For Susan Lacy ’89, assuming a role in what will be one of the highest-profile Supreme Court rulings of this term was a no-brainer. “It’s important for someone to stand up,” she told the Record in an interview. “I felt very comfortable being involved.”
Lacy, a Memphis-based gynecologist, is one of the plaintiffs in United States v. Skrmetti — a case challenging a 2023 law passed in Tennessee that bans gender-affirming care for transgender minors. Oral arguments in the case begin today.
Activists and legal scholars see the Skrmetti case as the culmination of a yearslong culture war that has thrust transgender people, especially children, into the national spotlight. The court’s decision will have ramifications for the future of transgender healthcare for adults as well as minors. It could also set a precedent for rulings on future cases related to sex discrimination.
Lacy majored in biology at the College and was also a member of the soccer and track and field teams. After graduating, she went to medical school at Johns Hopkins and completed a residency in gynecology at the University of Tennessee.
Her practice, Modern Gynecology & Reproductive Health, provides a “comprehensive range of reproductive health services,” according to its website. Lacy said that hormone therapy for transgender patients makes up about a quarter of her work. “You don’t realize until you start providing care how many people need it,” she said. “It’s very important to me as part of our mission.”
Lacy began providing healthcare for transgender people in 2016. At her practice, she serves between 600 and 700 transgender patients at any given time. But the Tennessee law, Senate Bill 1 (SB1), cast doubt on the safety and legitimacy of this care, despite support for methods of hormone therapy from leading medical organizations. Immediately before the law took effect, about 25 of her transgender patients were minors, she said.
In 2023, once it became apparent that SB1 would pass, Lacy attended a conference about the law and introduced herself to members of the Tennessee branch of the American Civil Liberties Union (ACLU). “I said I would be willing to be involved [in their work] and would do whatever might be necessary,” she said.
Lacy saw firsthand how the law has affected her patients and their families, all of whom have “struggled for months at minimum” before even making an appointment. “Now that they’ve gone through all of this and they’re at a point where they feel good, the government is coming in and saying, ‘You can’t do that.’”

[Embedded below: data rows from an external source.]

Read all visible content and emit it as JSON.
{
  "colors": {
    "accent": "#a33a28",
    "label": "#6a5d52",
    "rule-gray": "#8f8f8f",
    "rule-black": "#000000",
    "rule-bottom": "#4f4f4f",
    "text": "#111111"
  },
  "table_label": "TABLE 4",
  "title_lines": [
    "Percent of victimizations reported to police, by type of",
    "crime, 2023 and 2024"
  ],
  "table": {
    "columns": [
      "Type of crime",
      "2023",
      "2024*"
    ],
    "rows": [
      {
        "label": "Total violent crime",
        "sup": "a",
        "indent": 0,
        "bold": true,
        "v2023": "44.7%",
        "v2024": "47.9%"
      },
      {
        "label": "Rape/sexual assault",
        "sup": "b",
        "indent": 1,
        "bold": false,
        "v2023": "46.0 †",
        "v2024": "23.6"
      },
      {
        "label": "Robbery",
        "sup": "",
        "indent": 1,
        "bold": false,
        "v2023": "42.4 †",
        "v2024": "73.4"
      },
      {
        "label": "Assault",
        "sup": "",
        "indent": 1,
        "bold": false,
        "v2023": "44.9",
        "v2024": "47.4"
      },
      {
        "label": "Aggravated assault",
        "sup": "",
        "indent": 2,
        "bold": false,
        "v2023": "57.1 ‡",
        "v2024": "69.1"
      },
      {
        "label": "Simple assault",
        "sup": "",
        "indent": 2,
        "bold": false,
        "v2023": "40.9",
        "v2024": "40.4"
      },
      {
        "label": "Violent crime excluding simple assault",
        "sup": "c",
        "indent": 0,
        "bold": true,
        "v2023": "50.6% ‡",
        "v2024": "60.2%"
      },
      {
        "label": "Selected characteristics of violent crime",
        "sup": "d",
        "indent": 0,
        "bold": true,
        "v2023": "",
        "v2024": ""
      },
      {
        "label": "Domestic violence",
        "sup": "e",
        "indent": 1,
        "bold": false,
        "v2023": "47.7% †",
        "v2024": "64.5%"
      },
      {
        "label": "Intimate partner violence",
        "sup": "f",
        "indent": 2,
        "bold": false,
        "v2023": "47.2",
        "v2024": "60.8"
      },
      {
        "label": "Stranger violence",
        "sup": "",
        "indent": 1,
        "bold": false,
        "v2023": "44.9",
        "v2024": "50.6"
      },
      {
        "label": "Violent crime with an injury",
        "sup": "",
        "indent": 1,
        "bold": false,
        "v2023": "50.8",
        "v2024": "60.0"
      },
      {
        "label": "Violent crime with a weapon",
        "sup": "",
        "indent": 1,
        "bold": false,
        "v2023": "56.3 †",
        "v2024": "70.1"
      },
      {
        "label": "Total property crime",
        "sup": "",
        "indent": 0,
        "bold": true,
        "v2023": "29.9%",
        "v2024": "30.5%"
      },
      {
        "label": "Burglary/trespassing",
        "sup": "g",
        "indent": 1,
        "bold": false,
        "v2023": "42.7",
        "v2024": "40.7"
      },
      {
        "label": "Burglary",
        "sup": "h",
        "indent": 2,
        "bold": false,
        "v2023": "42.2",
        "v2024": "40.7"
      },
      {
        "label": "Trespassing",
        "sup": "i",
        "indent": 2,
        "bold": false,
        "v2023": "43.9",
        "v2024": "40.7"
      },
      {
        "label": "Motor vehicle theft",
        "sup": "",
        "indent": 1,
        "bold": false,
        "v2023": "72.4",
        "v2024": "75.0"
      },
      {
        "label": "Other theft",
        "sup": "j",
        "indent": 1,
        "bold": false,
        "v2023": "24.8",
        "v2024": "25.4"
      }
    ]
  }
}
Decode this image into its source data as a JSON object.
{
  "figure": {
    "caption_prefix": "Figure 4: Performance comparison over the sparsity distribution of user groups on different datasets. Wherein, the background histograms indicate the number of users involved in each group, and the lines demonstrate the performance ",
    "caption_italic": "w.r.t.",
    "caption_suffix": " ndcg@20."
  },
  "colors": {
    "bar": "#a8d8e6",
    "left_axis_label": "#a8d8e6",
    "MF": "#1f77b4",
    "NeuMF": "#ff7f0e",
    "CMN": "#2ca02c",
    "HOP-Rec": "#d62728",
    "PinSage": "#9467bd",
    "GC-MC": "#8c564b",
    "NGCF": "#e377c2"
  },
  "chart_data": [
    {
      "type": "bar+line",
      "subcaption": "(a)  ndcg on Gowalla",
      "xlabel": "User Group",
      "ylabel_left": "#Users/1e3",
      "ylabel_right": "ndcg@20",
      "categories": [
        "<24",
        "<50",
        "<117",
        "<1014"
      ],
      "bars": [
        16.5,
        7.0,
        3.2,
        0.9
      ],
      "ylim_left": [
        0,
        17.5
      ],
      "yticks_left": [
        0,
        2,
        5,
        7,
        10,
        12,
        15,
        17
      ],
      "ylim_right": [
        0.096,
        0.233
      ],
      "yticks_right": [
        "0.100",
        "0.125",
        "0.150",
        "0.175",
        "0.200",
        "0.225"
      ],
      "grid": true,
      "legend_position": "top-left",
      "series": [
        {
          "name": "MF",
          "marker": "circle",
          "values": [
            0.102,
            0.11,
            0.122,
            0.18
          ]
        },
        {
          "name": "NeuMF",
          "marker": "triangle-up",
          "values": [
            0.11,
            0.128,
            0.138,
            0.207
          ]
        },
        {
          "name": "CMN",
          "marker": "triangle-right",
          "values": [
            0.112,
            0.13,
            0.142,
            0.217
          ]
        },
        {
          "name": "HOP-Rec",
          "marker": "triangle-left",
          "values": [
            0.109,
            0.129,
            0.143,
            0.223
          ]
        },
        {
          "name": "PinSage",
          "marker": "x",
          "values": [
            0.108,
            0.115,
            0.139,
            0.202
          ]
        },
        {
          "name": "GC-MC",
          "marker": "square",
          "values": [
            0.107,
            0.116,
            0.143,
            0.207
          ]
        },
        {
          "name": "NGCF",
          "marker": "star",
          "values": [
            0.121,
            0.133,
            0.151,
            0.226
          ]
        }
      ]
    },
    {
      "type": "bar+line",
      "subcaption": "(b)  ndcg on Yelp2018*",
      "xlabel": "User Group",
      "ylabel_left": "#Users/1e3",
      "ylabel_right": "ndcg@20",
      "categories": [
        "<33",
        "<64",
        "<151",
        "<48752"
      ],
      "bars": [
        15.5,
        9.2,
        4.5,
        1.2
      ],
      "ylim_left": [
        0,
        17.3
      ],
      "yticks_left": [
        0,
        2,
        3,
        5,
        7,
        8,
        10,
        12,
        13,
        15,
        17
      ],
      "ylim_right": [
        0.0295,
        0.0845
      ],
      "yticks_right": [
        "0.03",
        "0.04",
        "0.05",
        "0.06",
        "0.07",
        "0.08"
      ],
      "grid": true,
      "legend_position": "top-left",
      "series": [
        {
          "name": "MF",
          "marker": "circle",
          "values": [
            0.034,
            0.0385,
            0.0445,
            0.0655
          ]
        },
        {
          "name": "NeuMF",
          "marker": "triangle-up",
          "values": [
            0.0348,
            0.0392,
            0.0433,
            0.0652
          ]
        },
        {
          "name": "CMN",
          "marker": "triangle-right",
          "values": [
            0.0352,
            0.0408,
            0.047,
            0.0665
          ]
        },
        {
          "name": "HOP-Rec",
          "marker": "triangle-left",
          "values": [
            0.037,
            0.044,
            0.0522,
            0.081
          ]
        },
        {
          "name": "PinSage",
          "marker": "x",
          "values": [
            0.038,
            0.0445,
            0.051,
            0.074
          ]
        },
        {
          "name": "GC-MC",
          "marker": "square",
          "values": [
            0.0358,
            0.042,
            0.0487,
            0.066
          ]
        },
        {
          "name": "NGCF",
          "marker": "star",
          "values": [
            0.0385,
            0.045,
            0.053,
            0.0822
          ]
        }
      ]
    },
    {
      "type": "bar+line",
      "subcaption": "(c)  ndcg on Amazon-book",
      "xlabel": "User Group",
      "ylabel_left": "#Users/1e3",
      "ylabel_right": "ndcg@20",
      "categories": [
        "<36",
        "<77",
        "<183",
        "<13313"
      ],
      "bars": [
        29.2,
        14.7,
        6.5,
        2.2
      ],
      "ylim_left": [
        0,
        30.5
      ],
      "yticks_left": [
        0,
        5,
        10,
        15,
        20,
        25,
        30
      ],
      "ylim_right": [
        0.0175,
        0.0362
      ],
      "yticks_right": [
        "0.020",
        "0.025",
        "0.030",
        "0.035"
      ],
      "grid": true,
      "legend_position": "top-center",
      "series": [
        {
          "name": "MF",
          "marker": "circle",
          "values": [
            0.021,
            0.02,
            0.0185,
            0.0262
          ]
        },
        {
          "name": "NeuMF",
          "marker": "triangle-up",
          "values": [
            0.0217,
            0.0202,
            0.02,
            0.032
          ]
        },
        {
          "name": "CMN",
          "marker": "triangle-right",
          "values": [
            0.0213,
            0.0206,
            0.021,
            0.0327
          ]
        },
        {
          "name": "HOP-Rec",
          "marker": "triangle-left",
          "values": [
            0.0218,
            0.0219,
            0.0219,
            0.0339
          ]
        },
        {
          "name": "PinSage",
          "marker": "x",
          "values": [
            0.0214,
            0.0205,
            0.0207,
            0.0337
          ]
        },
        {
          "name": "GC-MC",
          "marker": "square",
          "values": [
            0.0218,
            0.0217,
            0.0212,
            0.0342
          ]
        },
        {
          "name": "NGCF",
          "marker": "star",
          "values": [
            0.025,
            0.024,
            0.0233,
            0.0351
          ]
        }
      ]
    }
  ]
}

“Anguished bewilderment is probably the best way to describe it,” Lacy said of her patients’ reactions to the law. “These kids are like, ‘I don’t get how they can tell me I can’t do this, because I feel better.’ And the parents are sometimes quite terrified as well.”
So, soon after the conference, when the ACLU asked if Lacy would be willing to serve as a plaintiff in the case along with three transgender children and their families, she agreed.
Lacy’s role in the case, she said, is just to do her job — but not to craft the argument that lawyers will use to persuade the justices. “I have a unique position as a physician who understands the reality of the medical treatment as someone who has treated hundreds of people,” she said. “My job is to show up and be present and share, from a medical standpoint, what is important for people to know.”
For instance, Lacy could dispute myths that transgender people seek gender-affirming surgeries merely on a whim or that transgender hormonal therapy presents major medical complications for patients. “The treatment is very, very safe,” she said.
She added that she couldn’t fully speak to the extent of the law’s effect on transgender minors, because it has meant that they can no longer come to her or other doctors for care, and discourse about the issue has been shut down. “Not to be cliche, but it gets driven into a closet,” she explained. “It’s absolutely been shown, time and time again, that when conversation and access are stifled, it has a negative and deleterious effect on people’s health.”
A ruling is expected in late spring, but until then, the future of transgender healthcare in Tennessee and throughout the country is uncertain, Lacy said. “We don’t know what’s going to happen in terms of trans care across the board,” she said. “But we’re going to keep moving forward.”